Skip to main content

A reproducible workflow for the FAA aircraft registry

Project description

Hangarbay

Stop struggling with FAA registration data. Get clean, queryable aircraft registry tables in seconds.

Hangarbay downloads, normalizes and indexes the complete FAA aircraft registry so you can skip straight to analysis. No more hunting for files to download, or joining fragmented tables, or trying to decoding cryptic lookup relationships.

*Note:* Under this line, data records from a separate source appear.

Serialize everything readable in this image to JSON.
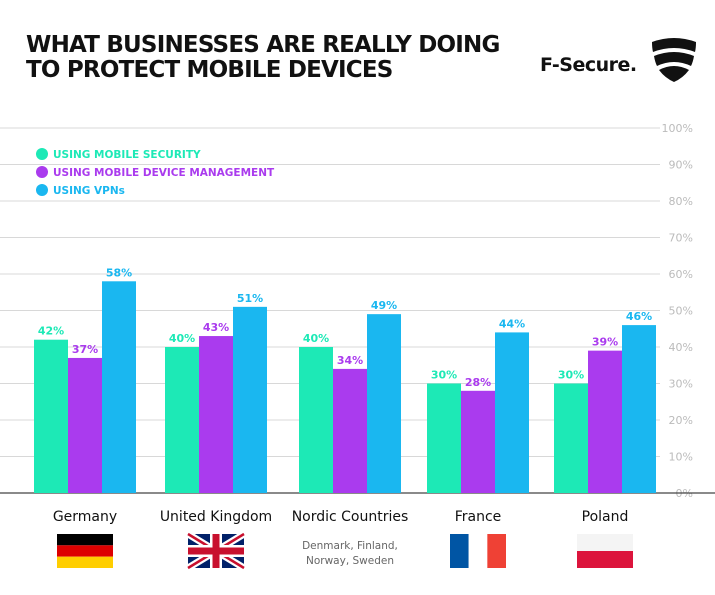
{
  "header": {
    "title_line1": "WHAT BUSINESSES ARE REALLY DOING",
    "title_line2": "TO PROTECT MOBILE DEVICES",
    "logo_text": "F-Secure."
  },
  "colors": {
    "mobile_security": "#1de9b6",
    "mdm": "#aa3bee",
    "vpn": "#1ab7f0",
    "grid": "#d8d8d8",
    "tick": "#bbbbbb",
    "sublabel": "#666666"
  },
  "chart_data": {
    "type": "bar",
    "categories": [
      "Germany",
      "United Kingdom",
      "Nordic Countries",
      "France",
      "Poland"
    ],
    "category_sublabels": [
      "",
      "",
      "Denmark, Finland, Norway, Sweden",
      "",
      ""
    ],
    "series": [
      {
        "name": "USING MOBILE SECURITY",
        "values": [
          42,
          40,
          40,
          30,
          30
        ]
      },
      {
        "name": "USING MOBILE DEVICE MANAGEMENT",
        "values": [
          37,
          43,
          34,
          28,
          39
        ]
      },
      {
        "name": "USING VPNs",
        "values": [
          58,
          51,
          49,
          44,
          46
        ]
      }
    ],
    "data_labels": [
      [
        "42%",
        "40%",
        "40%",
        "30%",
        "30%"
      ],
      [
        "37%",
        "43%",
        "34%",
        "28%",
        "39%"
      ],
      [
        "58%",
        "51%",
        "49%",
        "44%",
        "46%"
      ]
    ],
    "y_ticks": [
      "0%",
      "10%",
      "20%",
      "30%",
      "40%",
      "50%",
      "60%",
      "70%",
      "80%",
      "90%",
      "100%"
    ],
    "ylim": [
      0,
      100
    ],
    "y_axis_position": "right",
    "grid": true,
    "legend_position": "top-left",
    "flags": [
      "germany",
      "united-kingdom",
      "",
      "france",
      "poland"
    ]
  }
}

One command gets you 307,000+ aircraft registrations, owners and specifications ready to query with SQL or pandas.

This is a tool built for researchers, data journalists and aviation analysts who need fast, reliable and repeatable workflows.

Quick start

Requirements: Python 3.9+

Python API (notebooks & scripts)

# Install
pip install hangarbay

# One-time setup
import hangarbay as hb
hb.load_data()  # Downloads & processes FAA data to ~/.hangarbay/data/

# Look up aircraft
df = hb.search("N221LA")

# Find fleets
fleet = hb.fleet("United Airlines")
fleet = hb.fleet("LAPD|Los Angeles Police", state="CA")

# Custom SQL
df = hb.query("""
    SELECT maker, COUNT(*) as count
    FROM aircraft_decoded
    WHERE year_mfr > 2020
    GROUP BY maker
    ORDER BY count DESC
""")

# Check data age
info = hb.status()
print(f"Data is {info['age_days']} days old")

Command-line interface

# Clone and install
git clone https://github.com/stiles/hangarbay.git
cd hangarbay

# Recommended: use a virtual environment (uv, venv, conda, etc.)
uv venv && source .venv/bin/activate  # or: python -m venv .venv && source .venv/bin/activate

pip install -e ".[dev]"

# Run the full pipeline (~2 minutes)
hangar update     # Download, normalize and publish (all-in-one)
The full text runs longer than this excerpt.